UK : Strong demand drives petrol forecourt values to record high

Petrol forecourt values reached a new peak last year thanks to strong demand from private equity buyers and a lack of supply, according to Barber Wadlow’s 2018 Forecourt Property Market Update.

Values rose 6% in 2017, which means that a site worth £750,000 in 2011 – when the market bottomed out after the financial crisis – is now worth £1.3m. “Valuation appreciation has been driven by private equity investment, strong trading conditions and a lack of supply of available sites,” says Adam Wadlow, a director at Barber Wadlow.

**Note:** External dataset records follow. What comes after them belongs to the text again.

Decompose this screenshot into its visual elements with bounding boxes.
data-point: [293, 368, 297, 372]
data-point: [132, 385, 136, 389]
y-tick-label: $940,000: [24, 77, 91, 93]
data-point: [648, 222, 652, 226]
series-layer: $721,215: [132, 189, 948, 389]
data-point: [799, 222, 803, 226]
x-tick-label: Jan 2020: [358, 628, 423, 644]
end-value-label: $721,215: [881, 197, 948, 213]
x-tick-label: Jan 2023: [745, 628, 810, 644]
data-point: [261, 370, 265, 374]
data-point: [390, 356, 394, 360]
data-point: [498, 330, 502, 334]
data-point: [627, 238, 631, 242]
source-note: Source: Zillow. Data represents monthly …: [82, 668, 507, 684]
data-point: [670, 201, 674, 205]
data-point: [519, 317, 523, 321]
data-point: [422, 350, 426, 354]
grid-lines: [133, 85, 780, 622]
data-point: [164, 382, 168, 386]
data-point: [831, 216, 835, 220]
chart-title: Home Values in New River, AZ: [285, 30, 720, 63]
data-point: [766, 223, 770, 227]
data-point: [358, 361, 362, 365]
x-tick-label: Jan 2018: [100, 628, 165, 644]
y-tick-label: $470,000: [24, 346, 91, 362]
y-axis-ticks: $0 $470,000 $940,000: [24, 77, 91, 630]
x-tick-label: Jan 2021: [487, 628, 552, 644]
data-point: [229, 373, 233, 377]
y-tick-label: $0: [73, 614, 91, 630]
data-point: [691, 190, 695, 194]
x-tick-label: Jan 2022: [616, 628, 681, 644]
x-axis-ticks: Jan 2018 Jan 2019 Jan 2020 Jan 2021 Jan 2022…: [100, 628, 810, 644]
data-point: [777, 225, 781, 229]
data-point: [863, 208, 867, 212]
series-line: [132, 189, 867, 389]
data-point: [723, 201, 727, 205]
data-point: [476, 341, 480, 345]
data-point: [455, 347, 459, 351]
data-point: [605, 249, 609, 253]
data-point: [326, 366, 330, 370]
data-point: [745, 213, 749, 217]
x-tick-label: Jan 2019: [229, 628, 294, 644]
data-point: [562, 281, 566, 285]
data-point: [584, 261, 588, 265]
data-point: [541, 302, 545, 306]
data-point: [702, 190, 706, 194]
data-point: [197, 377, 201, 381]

The report notes that the number of mergers and acquisitions increased over the past three years, with 26% of the top 50 independent retailers selling out in that period. In 2017, leading operators such as Applegreen and Euro Garages acquired 10 forecourt retail groups (76 sites in total) and since the end of the year, Motor Fuel Group has announced the acquisition of MRH.

The latter’s 491 sites will make MFG the UK’s largest forecourt retail network, with 930 sites.

“The dust will need to settle on this transaction, but it is likely to change the dynamic of merger and acquisition activity, given that both operators have been responsible for circa 60% of all fuel retail group transactions over the past three years,” says Wadlow.

M&A activity accounted for a significant portion of the total number of operational sites that changed hands last year. An estimated 170 sites were sold, down 15% year on year and the lowest number since 2012. Deal volumes were constrained due to a lack of supply as the major oil companies have largely stopped selling sites.

The bulk of the forecourt market is made up of owner-operators. However, following a number of sale-and-leaseback deals, there is a small investment market that has proved attractive recently because of the long leases on offer and the strong financial status of the tenants.

Investment deal volumes in 2017 totalled £75m – up 39% on 2016 levels – with prime yields dipping below 5% on a couple of occasions. The forecourt market “continues to become more mainstream” with institutional investors, including Knight Frank IM, AXA and AEW, completing deals last year, says Wadlow.